Monday, December 3, 2007

Axel got up before me this morning. This is very rare and happens only when he has to catch an early flight to some faraway place or on my birthday. It is that day today. Five months ago I would not have considered this a special birthday (56). But now I do. It is a birthday that nearly never happened.

Axel set up the birthday girl’s breakfast place with a collection of stuffed animals and one of the remaining flowers from our garden, a lonely snapdragon. The lucky one that escaped while the other ones outside had to endure the sleet and the icy rain from the snowstorm that never quite materialized.

Yesterday I biked my way to Quaker Meeting, one half hour each way. It was bitter cold but I was prepared with my long johns and other warm clothing. I enjoyed the ride tremendously. There is so much to see along the way. This part of the world is beautiful in any season. When I came back Axel and Ted were preparing for the winter storm that was heading our way from out West: raking leaves, putting the duckboards out, one last mowing and making room for the snowplow to put the excess snow. Inside the house everything was warm and cosy. We were ready for the storm. We finished the sub-continent meal that we had had with Alison the night before. Slightly aged, it tasted even better.

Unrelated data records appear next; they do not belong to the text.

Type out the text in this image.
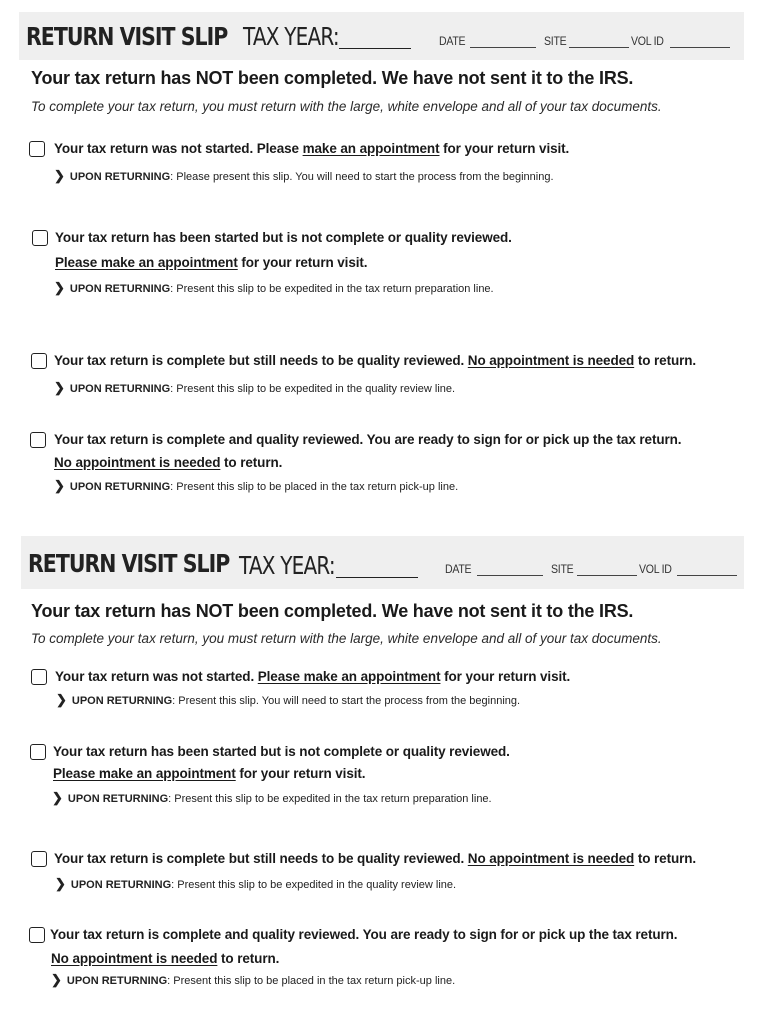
RETURN VISIT SLIP TAX YEAR:	DATE	SITE	VOL ID
Your tax return has NOT been completed. We have not sent it to the IRS.
To complete your tax return, you must return with the large, white envelope and all of your tax documents.
Your tax return was not started. Please make an appointment for your return visit.
❯ UPON RETURNING: Please present this slip. You will need to start the process from the beginning.
Your tax return has been started but is not complete or quality reviewed.
Please make an appointment for your return visit.
❯ UPON RETURNING: Present this slip to be expedited in the tax return preparation line.
Your tax return is complete but still needs to be quality reviewed. No appointment is needed to return.
❯ UPON RETURNING: Present this slip to be expedited in the quality review line.
Your tax return is complete and quality reviewed. You are ready to sign for or pick up the tax return.
No appointment is needed to return.
❯ UPON RETURNING: Present this slip to be placed in the tax return pick-up line.
RETURN VISIT SLIP TAX YEAR:	DATE	SITE	VOL ID
Your tax return has NOT been completed. We have not sent it to the IRS.
To complete your tax return, you must return with the large, white envelope and all of your tax documents.
Your tax return was not started. Please make an appointment for your return visit.
❯ UPON RETURNING: Present this slip. You will need to start the process from the beginning.
Your tax return has been started but is not complete or quality reviewed.
Please make an appointment for your return visit.
❯ UPON RETURNING: Present this slip to be expedited in the tax return preparation line.
Your tax return is complete but still needs to be quality reviewed. No appointment is needed to return.
❯ UPON RETURNING: Present this slip to be expedited in the quality review line.
Your tax return is complete and quality reviewed. You are ready to sign for or pick up the tax return.
No appointment is needed to return.
❯ UPON RETURNING: Present this slip to be placed in the tax return pick-up line.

I took the car to go to my 2 o’clock flight lesson but stranded on route 128 with the temperature gauge indicating that something was terribly wrong with the car. I called Arne from the flight school that I was stuck and had to cancel my lesson. He must have picked up the utter disappointment in my voice. Less than an hour later, after AAA had towed me to a garage, Arne picked me up from the garage and drove me to the flight center. The thought occurred to me that some forces in the Universe were conspiring against me flying again, with too much wind on Saturday and now this car trouble. But counterforces were also conspiring and the plane was still available one hour after my scheduled flying time. And so we took off, or rather, I took off with Arne by my side, just in case.

It was a perfect day to practice my landings as there was no wind at all. The windsock was hanging limply on its pole. I stayed in the traffic pattern and practiced touch-and-go’s. I did seven or eight landings. Arne never had to take the controls and I never broke out in a cold sweat. The landings were perfect or close to perfect. It was wonderful and exciting to fly again. It was also beautiful to fly over Essex County on a late and crystal clear winter afternoon.

Arne brought me back home where I found Axel and Woody sitting by a roaring fire drinking smoky tea and scheming on my birthday present. I found it this morning at breakfast: Spitfire Women of World War II. The book is about the Women’s Air Transport Auxiliaries, a group of women who ferried planes to Britain during the war. Woody’s mom was one of them, and an important flying inspiration and cheerleader to me. The book had just come out and Woody had some in stock. As it happened, I just finished Harry Potter and was looking for a new book to read.